Em 2019, a França proibiu qualquer desenvolvimento de ferramentas preditivas de julgamentos baseadas em IA. Uma das razões foi evitar a comercialização dos dados de tomada de decisão judicial, já que os tribunais não têm capacidade para desenvolver IA por si próprios.

O processo seria terceirizado para empresas de tecnologia privadas. Por exemplo, a Alibaba, uma corporação chinesa de comércio eletrônico e uma das maiores empresas de tecnologia do mundo, a qual participou do desenvolvimento de IA para disputas de transações online.

“As motivações dessas empresas devem ser diferentes das instituições públicas. O processo precisa ser responsabilizado. Garantir que os dados em si não sejam tendenciosos e que os algoritmos sejam justos é um desafio fundamental não apenas para a China, mas para o mundo inteiro”, disse o especialista jurídico Shitong.

Os limites do direito automatizado

Na China, as pessoas podem usar smartphones para registrar uma queixa, acompanhar o progresso de um caso e se comunicar com juízes.

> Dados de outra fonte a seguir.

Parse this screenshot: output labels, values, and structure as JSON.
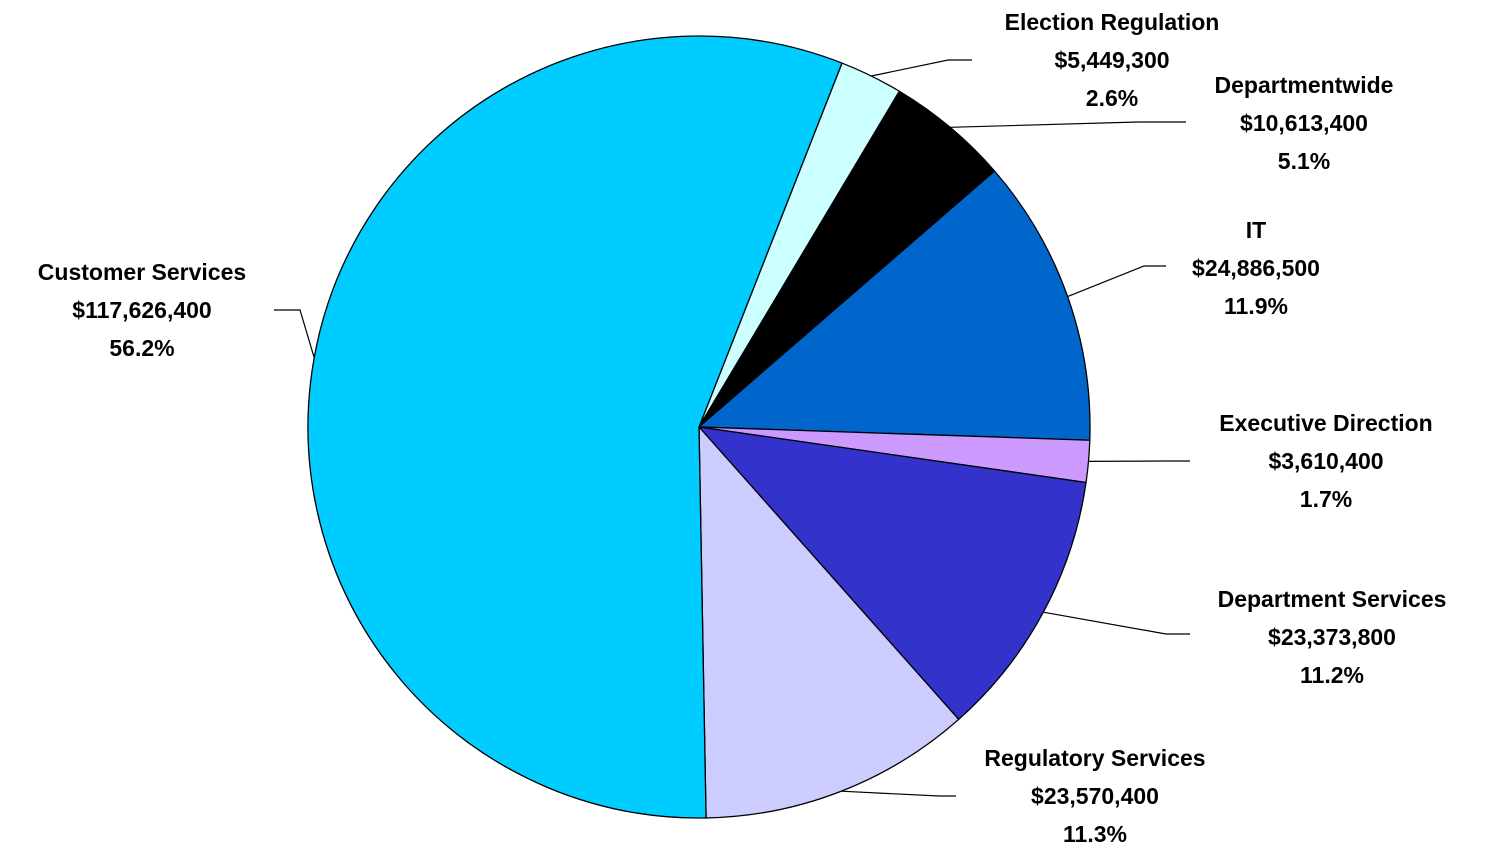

Máquinas automatizadas baseadas em IA, encontradas em chamados postos de “atendimento único”, fornecem consultas legais, registram casos e geram documentos legais 24 horas por dia. Elas até podem calcular os custos legais.

No entanto, há debate sobre a confiabilidade das informações fornecidas por esses advogados automatizados. Diz-se que as máquinas consideram os custos materiais, emocionais e temporais envolvidos nos casos e fornecem aos usuários informações calculadas sobre a previsão do resultado. A limitação é que a automação pode perder nuances e levar as pessoas a tomar a decisão errada.

“Com base em nossos resultados de entrevistas, alguns litigantes eram bastante céticos sobre a confiabilidade e utilidade das previsões geradas pela máquina, pois as previsões eram baseadas principalmente em respostas a perguntas de múltipla escolha, em vez de comunicações interativas face a face”, disse o especialista jurídico Zhiyu.

Outra questão é que os sistemas de IA fazem avaliações com base em um registro público incompleto, devido à digitalização desigual das regiões da China.

Alguns casos controversos foram removidos do banco de dados governamental China Judgements Online após a indignação pública em relação ao que foi considerado punições inadequadas aplicadas aos supostos infratores. Isso levantou preocupações sobre se a IA baseada em dados fragmentados pode tomar decisões imparciais.

“Acredito que seja um problema tanto chinês quanto universal aproveitar ao máximo a IA e, ao mesmo tempo, garantir responsabilidade. Até os juízes não entendem o mecanismo da tomada de decisões da IA, pois é uma caixa-preta. Com a IA, será muito mais difícil para os cidadãos comuns responsabilizarem juízes e funcionários do governo”, disse Qiao.